Ammessi i problemi e riconosciuti gli errori, la speranza, dicevamo, è che adesso, archiviata la fase di insolvenza, KTM possa con Bajaj guardare avanti ad un futuro più roseo. Un futuro per forza di cose “condiviso”: gli 800 e passa milioni messi sul tavolo dal colosso indiano pesano parecchio e, con loro, le idee e le intenzioni dei nuovi “soci”. Impossibile a tal proposito ignorare quanto recentemente dichiarato da Rajiv Bajaj, numero uno del gruppo indiano.
"La manifattura europea è morta"
Ospite dell’emittente CNBC-TV18 (qui sotto ecco il video), Rajiv Bajaj ha spiegato senza giri di parole cosa, secondo lui, serve per riportare KTM sulla giusta strada: ridare identità al marchio e azzerare i costi. La seconda affermazione fa paura, ma partiamo dalla prima: per Bajaj, il settore moto si divide in due grandi aree. Da un lato ci sono i produttori di massa, con modelli di piccola cilindrata (fino a 350 cm3) venduti in milioni di esemplari, come Honda, Yamaha, Royal Enfield, TVS e la stessa Bajaj. Dall’altro i brand premium, come Harley-Davidson, Triumph, Ducati e, per l’appunto, KTM. “Primo - ha detto il boss indiano - dobbiamo restaurare il marchio, perché con il successo, purtroppo, si tende a disperderlo entrando in troppi segmenti, anche oltre quello principale. Questo porta a una proliferazione di versioni che complica tutto, dalla R&D alle officine dei concessionari".

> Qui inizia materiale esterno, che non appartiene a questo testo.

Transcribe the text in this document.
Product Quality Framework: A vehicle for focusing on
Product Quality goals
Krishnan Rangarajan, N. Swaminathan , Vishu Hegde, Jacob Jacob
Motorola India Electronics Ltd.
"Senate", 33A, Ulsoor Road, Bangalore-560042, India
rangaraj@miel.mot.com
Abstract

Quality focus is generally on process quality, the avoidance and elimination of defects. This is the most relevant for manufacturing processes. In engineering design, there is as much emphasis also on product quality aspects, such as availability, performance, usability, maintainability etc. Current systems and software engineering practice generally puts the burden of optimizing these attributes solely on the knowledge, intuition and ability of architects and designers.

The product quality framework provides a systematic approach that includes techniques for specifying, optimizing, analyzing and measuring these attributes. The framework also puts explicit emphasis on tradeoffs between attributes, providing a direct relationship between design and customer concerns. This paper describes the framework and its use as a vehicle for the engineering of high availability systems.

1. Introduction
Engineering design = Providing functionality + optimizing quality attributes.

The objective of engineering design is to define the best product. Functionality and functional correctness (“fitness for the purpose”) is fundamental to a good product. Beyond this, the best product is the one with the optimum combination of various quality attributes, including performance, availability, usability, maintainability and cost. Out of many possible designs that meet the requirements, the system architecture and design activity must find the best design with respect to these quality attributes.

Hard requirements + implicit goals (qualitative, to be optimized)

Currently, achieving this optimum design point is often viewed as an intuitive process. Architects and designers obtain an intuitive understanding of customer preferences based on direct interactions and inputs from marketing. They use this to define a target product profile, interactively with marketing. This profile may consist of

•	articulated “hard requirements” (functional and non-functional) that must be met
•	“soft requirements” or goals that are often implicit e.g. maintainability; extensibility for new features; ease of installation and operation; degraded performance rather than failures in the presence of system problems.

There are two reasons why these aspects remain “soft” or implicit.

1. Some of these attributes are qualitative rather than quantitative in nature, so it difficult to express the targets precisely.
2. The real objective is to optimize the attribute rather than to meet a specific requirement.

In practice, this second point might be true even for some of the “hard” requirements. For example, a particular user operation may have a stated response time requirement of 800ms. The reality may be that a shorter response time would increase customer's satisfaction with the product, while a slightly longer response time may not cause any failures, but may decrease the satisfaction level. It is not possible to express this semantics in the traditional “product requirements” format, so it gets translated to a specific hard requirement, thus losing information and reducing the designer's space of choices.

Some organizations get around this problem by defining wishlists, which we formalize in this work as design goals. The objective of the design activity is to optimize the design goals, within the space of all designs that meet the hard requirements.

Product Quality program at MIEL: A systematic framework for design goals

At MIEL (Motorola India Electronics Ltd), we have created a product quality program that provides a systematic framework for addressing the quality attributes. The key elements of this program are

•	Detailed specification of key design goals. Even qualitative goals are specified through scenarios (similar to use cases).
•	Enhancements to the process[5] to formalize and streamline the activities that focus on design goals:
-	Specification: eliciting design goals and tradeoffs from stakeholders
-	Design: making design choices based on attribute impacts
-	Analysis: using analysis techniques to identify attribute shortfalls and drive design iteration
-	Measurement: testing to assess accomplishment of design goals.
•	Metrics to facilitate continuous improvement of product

Poi l’affondo: “La seconda cosa da fare è azzerare i costi. Per dirlo chiaramente: la manifattura europea è morta. L’industria, compresa quella delle auto, lo sa bene. È ovvio - ha spiegato Bajaj senza usare mezzi termini - che ci siano pressioni politiche e sociali che impediscono di spostare tutto fuori dall’Europa, ma guardiamo a Triumph: già 15 anni fa Mr. Bloor ha trasferito in Thailandia il 100% della produzione. Oggi ogni moto Triumph esce da lì o, più recentemente, dall’India. Se Triumph ha potuto farlo allora, perché non KTM?”.
Parole che pesano come una pietra tombale, ma a cui è difficile dar torto, specialmente a fronte di quanto ulteriormente ricordato da Mr. Bajaj “Mentre KTM fatica in Europa, le moto prodotte ed esportate dall’India generano un margine EBITDA superiore al 30%. Merito della competitività della filiera indiana e dei nostri fornitori”.